Energy storage and release from the achilles tendon, quasi-isometric capacity of the calf and the shanks ability to control yielding forces are fundamental components to quality running mechanics and therefore considerations should be made for low amplitude options throughout the entire rehabilitation journey.


Using a complexity and load continuum we can highlight entry to advanced options for the athlete to use throughout their entire rehab process. Here is an example progression stream:


Level 1 - Penguin March

Suitable for athletes in a protection or load introduction phase the primary goal of this exercise is to promote dissociation of ankle dorsiflexion and plantarflexion whilst creating tension isometrically through the calf complex


Level 2 - Pogo Jumps

Pogo jumps are an easy way to introduce an athlete to low amplitude plyometrics. Forming the foundation of a skipping technique, you can easily control the number of ground contacts as well as the amplitude and speed that the athlete jumps at. The aim is to promote as little knee flexion as possible when the athlete hits the ground and continue to build on the components of ankle dorsiflexion and plantarflexion that were established during the penguin march stage. This is suitable for an athlete throughout a load introduction phase ideally.


Level 3 - Ankle Skips

Ankle skips begin to transition an athlete towards unilateral based demands however provide a double contact element as the athlete hits the ground to dissipate ground reaction forces, they are suitable for athletes in either a load introduction phase or strength accumulation phase.

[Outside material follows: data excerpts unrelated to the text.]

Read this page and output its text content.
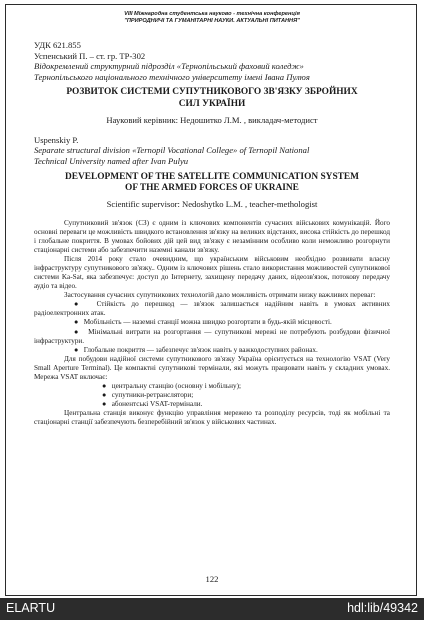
VIII Міжнародна студентська науково - технічна конференція
"ПРИРОДНИЧІ ТА ГУМАНІТАРНІ НАУКИ. АКТУАЛЬНІ ПИТАННЯ"
УДК 621.855
Успенський П. – ст. гр. ТР-302
Відокремлений структурний підрозділ «Тернопільський фаховий коледж»
Тернопільського національного технічного університету імені Івана Пулюя
РОЗВИТОК СИСТЕМИ СУПУТНИКОВОГО ЗВ'ЯЗКУ ЗБРОЙНИХ
СИЛ УКРАЇНИ
Науковий керівник: Недошитко Л.М. , викладач-методист
Uspenskiy P.
Separate structural division «Ternopil Vocational College» of Ternopil National
Technical University named after Ivan Pulyu
DEVELOPMENT OF THE SATELLITE COMMUNICATION SYSTEM
OF THE ARMED FORCES OF UKRAINE
Scientific supervisor: Nedoshytko L.M. , teacher-methologist

Супутниковий зв'язок (СЗ) є одним із ключових компонентів сучасних військових комунікацій. Його основні переваги це можливість швидкого встановлення зв'язку на великих відстанях, висока стійкість до перешкод і глобальне покриття. В умовах бойових дій цей вид зв'язку є незамінним особливо коли неможливо розгорнути стаціонарні системи або забезпечити наземні канали зв'язку.

Після 2014 року стало очевидним, що українським військовим необхідно розвивати власну інфраструктуру супутникового зв'язку.. Одним із ключових рішень стало використання можливостей супутникової системи Ka-Sat, яка забезпечує: доступ до Інтернету, захищену передачу даних, відеозв'язок, потокову передачу аудіо та відео.

Застосування сучасних супутникових технологій дало можливість отримати низку важливих переваг:

●	Стійкість до перешкод — зв'язок залишається надійним навіть в умовах активних радіоелектронних атак.

● Мобільність — наземні станції можна швидко розгортати в будь-якій місцевості.

● Мінімальні витрати на розгортання — супутникові мережі не потребують розбудови фізичної інфраструктури.

● Глобальне покриття — забезпечує зв'язок навіть у важкодоступних районах.

Для побудови надійної системи супутникового зв'язку Україна орієнтується на технологію VSAT (Very Small Aperture Terminal). Це компактні супутникові термінали, які можуть працювати навіть у складних умовах. Мережа VSAT включає:

● центральну станцію (основну і мобільну);

● супутники-ретранслятори;

● абонентські VSAT-термінали.

Центральна станція виконує функцію управління мережею та розподілу ресурсів, тоді як мобільні та стаціонарні станції забезпечують безперебійний зв'язок у військових частинах.

122
ELARTU	hdl:lib/49342
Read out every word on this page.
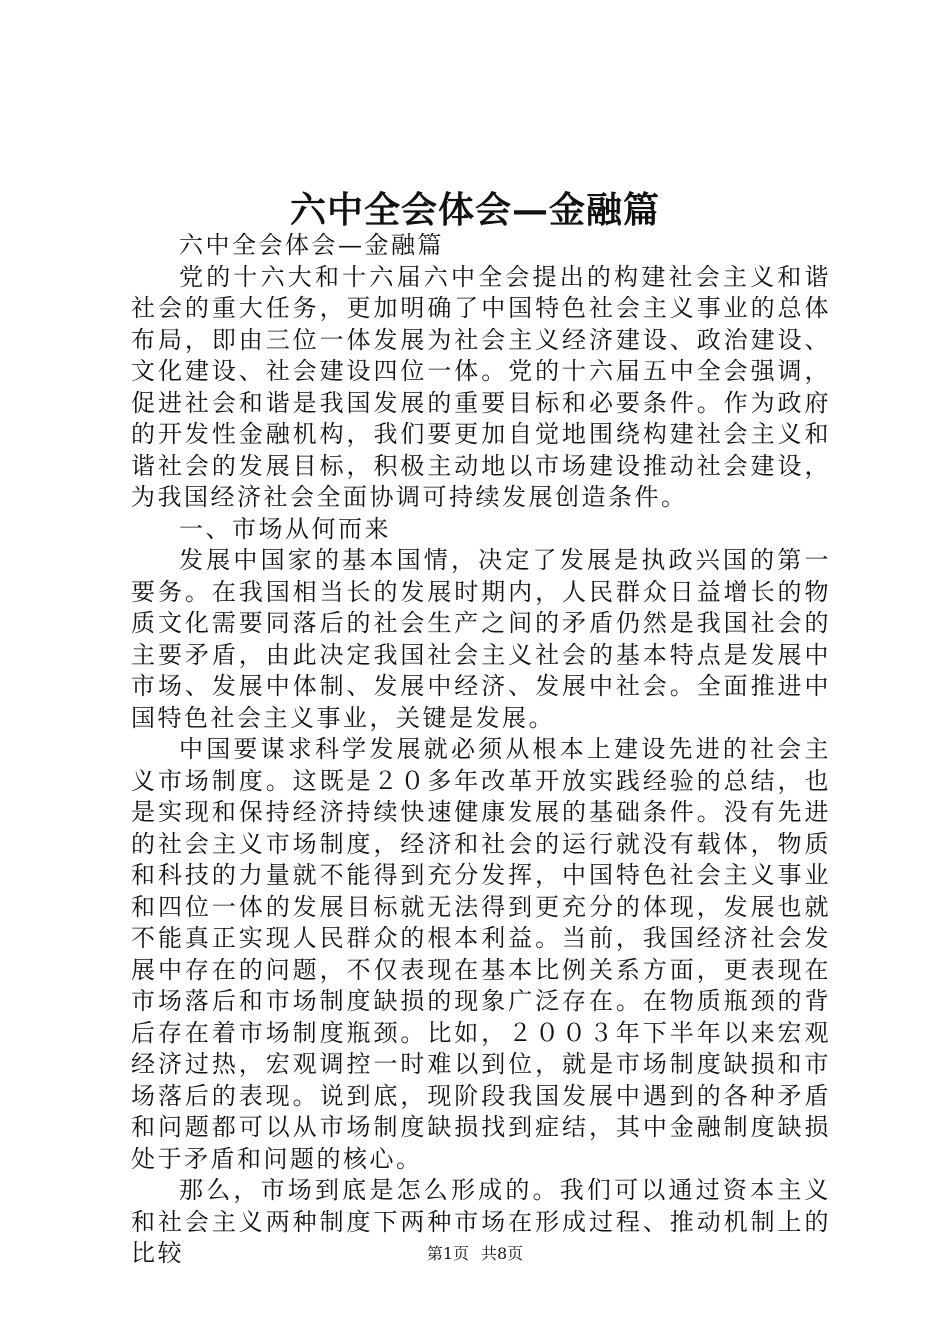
六中全会体会—金融篇

六中全会体会—金融篇

党的十六大和十六届六中全会提出的构建社会主义和谐社会的重大任务，更加明确了中国特色社会主义事业的总体布局，即由三位一体发展为社会主义经济建设、政治建设、文化建设、社会建设四位一体。党的十六届五中全会强调，促进社会和谐是我国发展的重要目标和必要条件。作为政府的开发性金融机构，我们要更加自觉地围绕构建社会主义和谐社会的发展目标，积极主动地以市场建设推动社会建设，为我国经济社会全面协调可持续发展创造条件。

一、市场从何而来

发展中国家的基本国情，决定了发展是执政兴国的第一要务。在我国相当长的发展时期内，人民群众日益增长的物质文化需要同落后的社会生产之间的矛盾仍然是我国社会的主要矛盾，由此决定我国社会主义社会的基本特点是发展中市场、发展中体制、发展中经济、发展中社会。全面推进中国特色社会主义事业，关键是发展。

中国要谋求科学发展就必须从根本上建设先进的社会主义市场制度。这既是２０多年改革开放实践经验的总结，也是实现和保持经济持续快速健康发展的基础条件。没有先进的社会主义市场制度，经济和社会的运行就没有载体，物质和科技的力量就不能得到充分发挥，中国特色社会主义事业和四位一体的发展目标就无法得到更充分的体现，发展也就不能真正实现人民群众的根本利益。当前，我国经济社会发展中存在的问题，不仅表现在基本比例关系方面，更表现在市场落后和市场制度缺损的现象广泛存在。在物质瓶颈的背后存在着市场制度瓶颈。比如，２００３年下半年以来宏观经济过热，宏观调控一时难以到位，就是市场制度缺损和市场落后的表现。说到底，现阶段我国发展中遇到的各种矛盾和问题都可以从市场制度缺损找到症结，其中金融制度缺损处于矛盾和问题的核心。

那么，市场到底是怎么形成的。我们可以通过资本主义和社会主义两种制度下两种市场在形成过程、推动机制上的比较	第1页 共8页
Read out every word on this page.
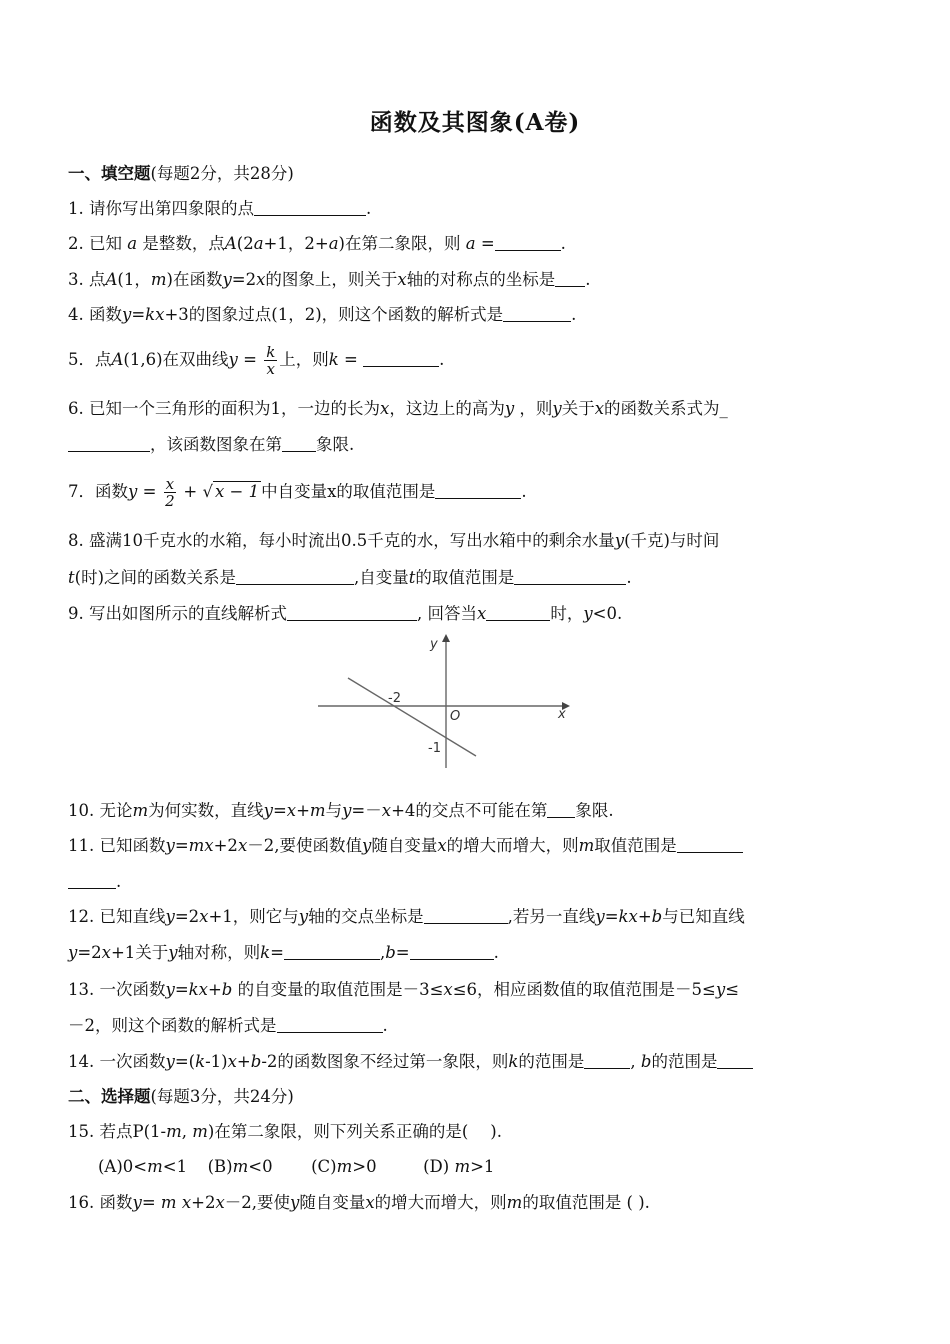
函数及其图象(A卷)
一、填空题(每题2分，共28分)
1. 请你写出第四象限的点	.
2. 已知 a 是整数，点A(2a+1，2+a)在第二象限，则 a =	.
3. 点A(1，m)在函数y=2x的图象上，则关于x轴的对称点的坐标是 .
4. 函数y=kx+3的图象过点(1，2)，则这个函数的解析式是	.
5．点A(1,6)在双曲线$y = \frac{k}{x}$ 上，则k =	.
6. 已知一个三角形的面积为1，一边的长为x，这边上的高为y ，则y关于x的函数关系式为_
，该函数图象在第 象限.
7．函数$y = \frac{x}{2}$ + √ x − 1 中自变量x的取值范围是	.
8. 盛满10千克水的水箱，每小时流出0.5千克的水，写出水箱中的剩余水量y(千克)与时间
t(时)之间的函数关系是	,自变量t的取值范围是	.
9. 写出如图所示的直线解析式	, 回答当x	时，y<0.
y
x
O
-2
-1
10. 无论m为何实数，直线y=x+m与y=－x+4的交点不可能在第 象限.
11. 已知函数y=mx+2x－2,要使函数值y随自变量x的增大而增大，则m取值范围是
.
12. 已知直线y=2x+1，则它与y轴的交点坐标是	,若另一直线y=kx+b与已知直线
y=2x+1关于y轴对称，则k=	,b=	.
13. 一次函数y=kx+b 的自变量的取值范围是－3≤x≤6，相应函数值的取值范围是－5≤y≤
－2，则这个函数的解析式是	.
14. 一次函数y=(k-1)x+b-2的函数图象不经过第一象限，则k的范围是	, b的范围是
二、选择题(每题3分，共24分)
15. 若点P(1-m, m)在第二象限，则下列关系正确的是( ).
(A)0<m<1 (B)m<0 (C)m>0	(D) m>1
16. 函数y= m x+2x－2,要使y随自变量x的增大而增大，则m的取值范围是 ( ).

Level 4 - Alternating Pogo

Alternating pogos place a heavy demand on the athlete and require large amounts of force placed into the ground to be able to establish enough height from the recoil to effectively prepare for the next rep, as the load is alternating between limbs however it allows each limb time to recover between reps. This is suitable for an athlete from a strength accumulation phase onwards


Level 5 - Single Leg Pogos

Single leg pogo jumps are a highly complex drill that require immense levels of elastic recoil in the achilles and technical proficiency to ensure that the leg drive isn't provided through the knee and hips and rather solely from the ankle. My experience is that very rarely do field sport athletes perform these well and thus many will never reach this stage however there is no harm in trialling it as an assessment piece and if the athlete delivers good technique then prescribing it in their program.


Having a progression and regression model for exercise streams is a critical tool to have as a clinician to ensure athletes have the right exercise prescribed for both their particular stage of rehab as well as their training age.